Saturday, September 19, 2009
Amidst the Silence
So this is my first post. New to the blogging world but love to keep up with others. We might not have that exciting of a life yet, but married life keeps getting better everyday. I am madly in love with my best friend and he makes me a better person. Enough of the gushy stuff on to my weekend. It is official I have lost the husband to hunting season. Yes, that is right it goes straight from fishing to hunting. So I am alone in Birmingham this weekend and there is little life here...meaning all of my friends have left for Auburn or Tuscaloosa or somewhere of the sorts. For me, I had planned on going to Auburn (riding with a couple of friends) but we decided to turn around when we watched the forecast (REALLY bad weather!). So here I am, alone for the first time by myself in Birmingham. It is quiet, really quiet. So I tried doing homework, then I tried running, then I tried watching football, but all lead me back to the silence and reminded me I was alone.
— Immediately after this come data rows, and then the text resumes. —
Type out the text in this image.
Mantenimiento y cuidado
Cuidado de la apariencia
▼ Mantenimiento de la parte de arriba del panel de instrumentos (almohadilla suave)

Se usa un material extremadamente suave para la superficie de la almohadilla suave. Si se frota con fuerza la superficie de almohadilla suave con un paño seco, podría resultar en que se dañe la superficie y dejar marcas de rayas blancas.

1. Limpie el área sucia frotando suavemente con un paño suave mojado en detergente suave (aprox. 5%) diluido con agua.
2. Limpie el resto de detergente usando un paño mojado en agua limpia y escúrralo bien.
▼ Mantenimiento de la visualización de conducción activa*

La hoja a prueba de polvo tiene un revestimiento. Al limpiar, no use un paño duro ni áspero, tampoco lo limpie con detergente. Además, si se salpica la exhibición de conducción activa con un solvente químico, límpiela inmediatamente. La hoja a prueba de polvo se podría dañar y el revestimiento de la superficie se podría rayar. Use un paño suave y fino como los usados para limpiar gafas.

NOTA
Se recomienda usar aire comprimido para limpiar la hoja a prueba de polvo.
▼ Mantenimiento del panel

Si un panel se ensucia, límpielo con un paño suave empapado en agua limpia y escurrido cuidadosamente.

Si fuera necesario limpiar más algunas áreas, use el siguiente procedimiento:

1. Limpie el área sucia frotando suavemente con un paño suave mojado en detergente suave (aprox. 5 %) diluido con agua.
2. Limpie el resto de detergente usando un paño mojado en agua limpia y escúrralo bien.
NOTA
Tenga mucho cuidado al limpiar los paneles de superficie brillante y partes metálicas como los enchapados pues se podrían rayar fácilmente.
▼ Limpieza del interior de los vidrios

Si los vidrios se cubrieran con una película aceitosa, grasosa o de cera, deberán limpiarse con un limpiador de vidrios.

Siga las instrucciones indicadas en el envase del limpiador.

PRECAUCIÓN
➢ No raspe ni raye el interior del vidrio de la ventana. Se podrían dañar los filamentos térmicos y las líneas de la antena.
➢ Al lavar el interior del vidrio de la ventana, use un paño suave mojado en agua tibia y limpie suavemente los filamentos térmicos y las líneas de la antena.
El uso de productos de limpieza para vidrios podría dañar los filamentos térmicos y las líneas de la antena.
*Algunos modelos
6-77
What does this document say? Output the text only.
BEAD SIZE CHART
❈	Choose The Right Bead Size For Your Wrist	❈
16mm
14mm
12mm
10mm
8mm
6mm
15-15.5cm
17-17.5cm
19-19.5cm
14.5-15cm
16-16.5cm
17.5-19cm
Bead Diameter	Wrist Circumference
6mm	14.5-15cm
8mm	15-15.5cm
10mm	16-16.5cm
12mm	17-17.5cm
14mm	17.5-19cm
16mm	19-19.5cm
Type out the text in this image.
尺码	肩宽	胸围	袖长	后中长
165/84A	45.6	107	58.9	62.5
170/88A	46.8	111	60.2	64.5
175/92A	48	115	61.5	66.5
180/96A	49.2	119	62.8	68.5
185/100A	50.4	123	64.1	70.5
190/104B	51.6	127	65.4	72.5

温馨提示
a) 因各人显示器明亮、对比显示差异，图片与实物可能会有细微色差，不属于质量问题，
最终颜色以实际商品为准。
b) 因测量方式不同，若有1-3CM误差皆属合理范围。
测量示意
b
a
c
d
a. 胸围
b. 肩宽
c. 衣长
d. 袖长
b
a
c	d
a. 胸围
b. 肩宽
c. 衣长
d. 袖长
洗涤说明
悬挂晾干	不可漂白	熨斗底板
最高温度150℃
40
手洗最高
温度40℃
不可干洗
So then after a bout of feeling extremely alone and sad for myself I turned on a podcast from a church (for those who dont know these are sermons that can be downloaded straight to your iPod...glorious, i know!) and realized, why was I so afraid to be alone? Sometimes God wants us to be alone so we can spend some time with Him, we need to cherish those times of silence so that we can stop all the chaos around us and listen....And what is so wrong with being alone for one day? I have a wonderful family, an amazing husband, fabulous friends, and a caring God. What more could I ask? So amidst the silence, I found comfort.